Durant sa belle carrière, il avait occupé mille postes et mille fonctions, avant de se hisser au sommet de la hiérarchie. Là où les soucis et les responsabilités ont fatalement des conséquences sur le moral comme sur la santé. Mais, ainsi que nous l’a encore confié hier son frère Jean-Philippe, ses plus belles années, il les vécut comme «simple» journaliste sportif. Ancien membre du FC Lamboing comme du CP Plateau de Diesse, il avait su faire partager à ses lecteurs sa passion et son érudition. Ainsi qu’il nous le rappelait fréquemment, il n’était pas peu fier d’avoir pu participer à deux Jeux olympiques d’hiver, notamment.
«Mon frère était un gars très juste, foncièrement honnête. Il détestait la mauvaise foi comme le populisme. Il allait toujours au fond des choses. Je crois que ce métier était vraiment ce qu’il a toujours voulu faire. Reste que je l’ai jamais vu aussi heureux que pendant ses années de journaliste sportif», glisse Jean-Philippe Devaux.
Façon pudique d’avouer que les responsabilités lui ont pesé? Cela, nous avions pu le constater au JdJ, quand la presse prenait parfois des allures de Titanic, avec tout ce que cela sous-entend en matière de moyens financiers et d’effectifs toujours revus à la baisse. «Jamais je ne l’ai entendu critiquer un de ses collègues», précise pourtant son frère.

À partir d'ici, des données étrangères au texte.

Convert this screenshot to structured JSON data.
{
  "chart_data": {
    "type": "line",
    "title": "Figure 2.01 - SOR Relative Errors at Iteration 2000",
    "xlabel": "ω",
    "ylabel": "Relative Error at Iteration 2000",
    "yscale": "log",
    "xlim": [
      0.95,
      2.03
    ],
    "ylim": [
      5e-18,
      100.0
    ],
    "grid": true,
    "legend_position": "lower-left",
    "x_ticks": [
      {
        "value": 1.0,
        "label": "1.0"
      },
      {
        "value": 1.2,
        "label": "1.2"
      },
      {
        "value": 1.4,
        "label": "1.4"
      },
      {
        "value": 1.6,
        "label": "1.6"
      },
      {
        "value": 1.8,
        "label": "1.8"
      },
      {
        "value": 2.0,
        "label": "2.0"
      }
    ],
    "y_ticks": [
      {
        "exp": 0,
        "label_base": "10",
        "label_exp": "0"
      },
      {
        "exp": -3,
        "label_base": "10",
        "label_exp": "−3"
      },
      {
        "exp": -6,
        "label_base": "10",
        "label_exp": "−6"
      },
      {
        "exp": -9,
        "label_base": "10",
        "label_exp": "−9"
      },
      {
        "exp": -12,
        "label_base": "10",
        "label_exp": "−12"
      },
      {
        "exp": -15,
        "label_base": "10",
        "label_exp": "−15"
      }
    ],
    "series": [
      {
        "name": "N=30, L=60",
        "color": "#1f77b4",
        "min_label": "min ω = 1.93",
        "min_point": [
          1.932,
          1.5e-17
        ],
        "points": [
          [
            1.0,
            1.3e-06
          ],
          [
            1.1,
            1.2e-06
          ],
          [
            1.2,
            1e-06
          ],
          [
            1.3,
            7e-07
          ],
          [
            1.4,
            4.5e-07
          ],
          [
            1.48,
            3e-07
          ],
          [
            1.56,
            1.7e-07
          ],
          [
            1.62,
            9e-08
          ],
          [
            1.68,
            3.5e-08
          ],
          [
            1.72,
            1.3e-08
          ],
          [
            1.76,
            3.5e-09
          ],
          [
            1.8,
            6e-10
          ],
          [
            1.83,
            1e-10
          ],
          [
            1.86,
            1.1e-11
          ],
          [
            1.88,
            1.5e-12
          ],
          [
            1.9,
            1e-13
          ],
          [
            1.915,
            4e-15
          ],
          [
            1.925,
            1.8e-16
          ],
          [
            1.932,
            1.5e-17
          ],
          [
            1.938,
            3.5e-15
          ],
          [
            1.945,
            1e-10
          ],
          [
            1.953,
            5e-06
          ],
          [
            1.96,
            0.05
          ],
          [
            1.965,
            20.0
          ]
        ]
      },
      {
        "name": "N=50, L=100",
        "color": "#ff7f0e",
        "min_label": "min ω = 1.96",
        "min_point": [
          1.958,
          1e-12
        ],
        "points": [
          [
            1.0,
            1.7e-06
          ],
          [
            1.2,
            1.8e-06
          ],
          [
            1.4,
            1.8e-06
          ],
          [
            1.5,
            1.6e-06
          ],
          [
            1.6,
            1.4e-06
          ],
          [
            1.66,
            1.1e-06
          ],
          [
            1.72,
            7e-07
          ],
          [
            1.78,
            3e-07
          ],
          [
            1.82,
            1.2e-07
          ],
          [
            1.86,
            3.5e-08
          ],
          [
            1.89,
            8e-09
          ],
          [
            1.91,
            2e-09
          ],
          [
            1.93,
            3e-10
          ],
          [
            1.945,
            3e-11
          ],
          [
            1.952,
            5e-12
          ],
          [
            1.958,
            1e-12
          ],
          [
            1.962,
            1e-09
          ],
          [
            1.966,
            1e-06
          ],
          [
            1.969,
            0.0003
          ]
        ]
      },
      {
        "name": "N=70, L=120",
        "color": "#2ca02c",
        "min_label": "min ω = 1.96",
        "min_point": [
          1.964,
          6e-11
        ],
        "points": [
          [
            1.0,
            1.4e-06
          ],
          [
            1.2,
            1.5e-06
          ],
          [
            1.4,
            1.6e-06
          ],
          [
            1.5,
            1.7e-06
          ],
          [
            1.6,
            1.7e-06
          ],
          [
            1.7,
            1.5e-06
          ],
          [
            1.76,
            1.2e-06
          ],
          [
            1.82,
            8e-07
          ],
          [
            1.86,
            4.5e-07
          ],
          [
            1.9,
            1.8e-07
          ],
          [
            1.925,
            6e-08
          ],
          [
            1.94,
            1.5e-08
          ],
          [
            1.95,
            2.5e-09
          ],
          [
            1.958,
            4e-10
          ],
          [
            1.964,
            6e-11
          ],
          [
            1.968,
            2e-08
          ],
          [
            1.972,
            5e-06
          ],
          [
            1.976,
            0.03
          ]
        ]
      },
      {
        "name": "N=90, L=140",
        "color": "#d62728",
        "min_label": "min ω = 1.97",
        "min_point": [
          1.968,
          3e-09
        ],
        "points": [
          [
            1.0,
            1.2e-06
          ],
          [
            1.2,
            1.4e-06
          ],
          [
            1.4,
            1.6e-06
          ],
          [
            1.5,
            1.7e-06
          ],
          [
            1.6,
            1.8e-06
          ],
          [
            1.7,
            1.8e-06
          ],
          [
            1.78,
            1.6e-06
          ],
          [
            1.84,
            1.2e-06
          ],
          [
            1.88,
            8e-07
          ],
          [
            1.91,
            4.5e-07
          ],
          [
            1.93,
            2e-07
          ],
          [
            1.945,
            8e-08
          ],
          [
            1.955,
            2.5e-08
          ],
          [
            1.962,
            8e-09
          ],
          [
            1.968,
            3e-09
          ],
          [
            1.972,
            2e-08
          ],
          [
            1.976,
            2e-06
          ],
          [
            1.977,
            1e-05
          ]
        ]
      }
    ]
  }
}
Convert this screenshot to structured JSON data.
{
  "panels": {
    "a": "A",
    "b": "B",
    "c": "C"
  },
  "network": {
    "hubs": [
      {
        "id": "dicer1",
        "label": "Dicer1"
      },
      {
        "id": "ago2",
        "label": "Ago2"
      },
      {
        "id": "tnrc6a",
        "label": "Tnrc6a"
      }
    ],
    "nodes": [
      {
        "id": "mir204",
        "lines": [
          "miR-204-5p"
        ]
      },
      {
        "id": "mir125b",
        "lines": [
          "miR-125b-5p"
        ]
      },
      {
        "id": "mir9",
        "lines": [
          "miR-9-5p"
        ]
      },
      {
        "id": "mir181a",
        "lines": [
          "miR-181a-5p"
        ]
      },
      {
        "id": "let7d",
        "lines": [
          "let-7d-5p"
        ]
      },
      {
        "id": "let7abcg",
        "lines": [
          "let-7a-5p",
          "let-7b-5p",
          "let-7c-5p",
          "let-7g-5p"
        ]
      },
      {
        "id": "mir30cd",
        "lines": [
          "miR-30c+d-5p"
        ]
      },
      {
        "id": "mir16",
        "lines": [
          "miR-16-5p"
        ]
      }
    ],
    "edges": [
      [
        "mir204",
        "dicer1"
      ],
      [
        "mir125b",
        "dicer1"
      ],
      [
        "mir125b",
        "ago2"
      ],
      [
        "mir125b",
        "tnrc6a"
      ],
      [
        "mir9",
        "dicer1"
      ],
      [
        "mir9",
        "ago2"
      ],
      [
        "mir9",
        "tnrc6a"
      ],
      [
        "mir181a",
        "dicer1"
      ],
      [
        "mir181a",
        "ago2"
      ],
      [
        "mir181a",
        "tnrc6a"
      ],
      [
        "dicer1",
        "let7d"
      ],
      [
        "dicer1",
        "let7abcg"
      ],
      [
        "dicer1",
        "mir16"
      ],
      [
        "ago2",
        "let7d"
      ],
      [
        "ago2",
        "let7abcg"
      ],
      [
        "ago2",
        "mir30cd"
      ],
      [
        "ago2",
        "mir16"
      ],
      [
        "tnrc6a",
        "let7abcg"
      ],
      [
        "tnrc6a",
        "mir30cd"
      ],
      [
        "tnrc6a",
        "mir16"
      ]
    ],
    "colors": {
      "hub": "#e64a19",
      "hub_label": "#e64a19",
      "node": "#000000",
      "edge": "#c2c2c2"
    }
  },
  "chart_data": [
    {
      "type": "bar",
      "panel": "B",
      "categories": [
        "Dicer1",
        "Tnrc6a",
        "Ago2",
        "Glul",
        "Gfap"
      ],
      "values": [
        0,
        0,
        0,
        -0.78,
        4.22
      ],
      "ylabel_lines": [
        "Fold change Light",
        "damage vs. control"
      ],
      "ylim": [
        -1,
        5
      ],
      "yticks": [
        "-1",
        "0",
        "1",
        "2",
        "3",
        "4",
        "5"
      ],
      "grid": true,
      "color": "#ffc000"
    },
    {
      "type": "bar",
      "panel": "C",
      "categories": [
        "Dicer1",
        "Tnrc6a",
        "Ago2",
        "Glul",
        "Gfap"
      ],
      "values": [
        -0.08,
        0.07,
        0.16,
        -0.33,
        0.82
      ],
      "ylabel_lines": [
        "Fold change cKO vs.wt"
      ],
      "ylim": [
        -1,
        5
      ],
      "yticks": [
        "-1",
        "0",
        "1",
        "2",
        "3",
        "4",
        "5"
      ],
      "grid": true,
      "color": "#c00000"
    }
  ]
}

Au Journal du Jura, on se souviendra de son grand rire communicatif, de sa voix puissante, mais jamais méchante. C’est que Stéphane Devaux possédait un réel talent oratoire. Pour le bien de notre journal, on ne compte plus les débats, politiques ou autres, qu’il anima avec brio. Lâchement, on lui confiait toujours cette mission, sachant qu’il s’en acquitterait bien mieux que nous. Forcément, ce journaliste formaté presse écrite se faisait du souci pour l’avenir du papier. Comme il pensait sans doute déjà à ce qu’il allait faire une fois la page vie professionnelle définitivement tournée.
«Je l’aurais très bien imaginé mettre ses compétences au service de la communauté, qu’il s’agisse d’une fonction politique, d’activités culturelles ou sociétales, note son frère. Cela, il n’aurait pu le faire qu’à Neuchâtel, sa ville. Ce n’est pas pour rien qu’il s’en était retourné oeuvrer pour Arcinfo…» Sûr qu’il y aurait excellé.
A son épouse Claudine et sa fille Mahaut, à son frère Jean-Philippe, à ses parents confinés dans un EMS et qui ne réalisent pas encore, toute l’équipe du JdJ présente l’expression de sa profonde sympathie. Nous n’oublierons pas Stéphane.